“You think Flexible work is becoming a thing as a result of Covid? Wait until you see what is happening to wages…” We catch up with Peter Briffett, CEO and Co Founder of Wagestream!

Wagestream was conceived on one simple premise – if you could let workers decide and control when they get paid their earned wages; could you put them in a much stronger financial position by preventing them getting into debt between pay cycles and having to suffer the debt-stress that impacts millions of UK households?

For us to achieve that premise we had to build technology that would be accessible by an entire company’s workforce, and it had to be available instantly every single day of a pay cycle – right up to the minute people get paid their wages.

We realised pretty quickly that the critical period of ‘financial stress’ for most workers is in the last week of a pay cycle – that 7 day period is when British workers are most illiquid and cash flow is lowest [I think we’ve all felt that at some point in our lives!] . We also realised that it was in this period when pay-day lenders advertised heavily on TV and Radio – in those last 7 days. Hereby called the ‘bastards that we must destroy’ [BTWMD], these predatory lenders were taking full advantage of the stresses that the monthly pay cycle causes. We felt we could make the need for BTWMD’s redundant.
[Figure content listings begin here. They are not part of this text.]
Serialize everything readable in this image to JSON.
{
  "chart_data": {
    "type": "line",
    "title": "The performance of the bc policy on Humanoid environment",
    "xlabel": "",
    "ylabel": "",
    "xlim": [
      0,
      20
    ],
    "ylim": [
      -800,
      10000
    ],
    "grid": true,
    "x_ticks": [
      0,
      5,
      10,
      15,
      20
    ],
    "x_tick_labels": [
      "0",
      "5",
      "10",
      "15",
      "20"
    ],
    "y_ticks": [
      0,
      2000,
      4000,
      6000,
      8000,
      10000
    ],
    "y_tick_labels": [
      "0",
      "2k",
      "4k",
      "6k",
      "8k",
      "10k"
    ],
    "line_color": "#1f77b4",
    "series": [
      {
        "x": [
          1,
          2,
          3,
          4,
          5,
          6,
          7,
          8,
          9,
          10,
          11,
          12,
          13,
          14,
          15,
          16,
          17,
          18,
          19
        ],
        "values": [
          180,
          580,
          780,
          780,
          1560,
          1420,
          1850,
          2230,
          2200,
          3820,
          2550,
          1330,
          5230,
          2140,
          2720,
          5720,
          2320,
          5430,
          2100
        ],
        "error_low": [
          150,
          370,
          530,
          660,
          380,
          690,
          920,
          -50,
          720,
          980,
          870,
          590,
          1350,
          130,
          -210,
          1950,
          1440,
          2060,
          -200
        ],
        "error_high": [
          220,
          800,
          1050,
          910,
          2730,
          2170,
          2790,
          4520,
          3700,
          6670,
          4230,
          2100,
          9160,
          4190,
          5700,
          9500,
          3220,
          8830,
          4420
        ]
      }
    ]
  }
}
On avg, British workers cash flow looks like this:

Because we didn’t want to provide loans or any form of credit, and just wanted to release the earned money to workers that their employer owed them, It was also important that we knew exactly how much money a worker has earned, every second of every day.

This data doesn’t sit with individuals but with the company – which meant we had to access that by contracting with the employer. We also realised that although companies paid their staff every month, they didn’t want to fund any payments outside of that period – and aren’t set up to do it, so our technology would have to figure out how to do it, and how to fund it. Turns out we needed to be a fintech!!!

Fast forward 2 ½ years and access to earned wages is becoming a thing. Is there anything more empowering for workers than choosing when they get paid the money they have earned?

It’s interesting when you think about it holistically – the most positive thing an employer does to their employees is pay them. If this one act didn’t happen, I’m not sure how many employees would remain in the employment of a company that didn’t provide ‘pay’ as a benefit. Would you stay for the fruit bowl and yoga class if your company didn’t provide wages as a benefit?

“Hey – we have a great office environment, loads of great benefits like free lunches and gym passes, we just don’t pay you; when can you start?”

So if paying wages is the most important thing an employer does for their staff – why not make this benefit more real, more flexible and more powerful? Wouldn’t that be the ultimate benefit?

Our mission is to provide fair financial services to all – and we’re started to realise this mission will never be achieved if the world has to rely on financial products from banks. Since the Medici bankers of Florence, the sole premise of banks has been to make money from financial products, be them overdraft charges, loans or payment fees…

However, if the employer was the bank, wouldn’t the incentive for providing financial products be completely different? By providing wages, the employer is already the most important financial institution in many people lives…

An employer thinks differently; they don’t want to make money from providing financial services to staff but they do want to provide benefits that increase retention, productivity and ensure higher rates of staff engagement – they don’t need or want to monetise those – they look for a different outcome…

So could the employer become the bank, and change the provision of financial services forever, by making them fair? That’s what we and our investors [QED, Northzone, Baldteron, Ascension ventures] believe is going to happen – and we want to enable it.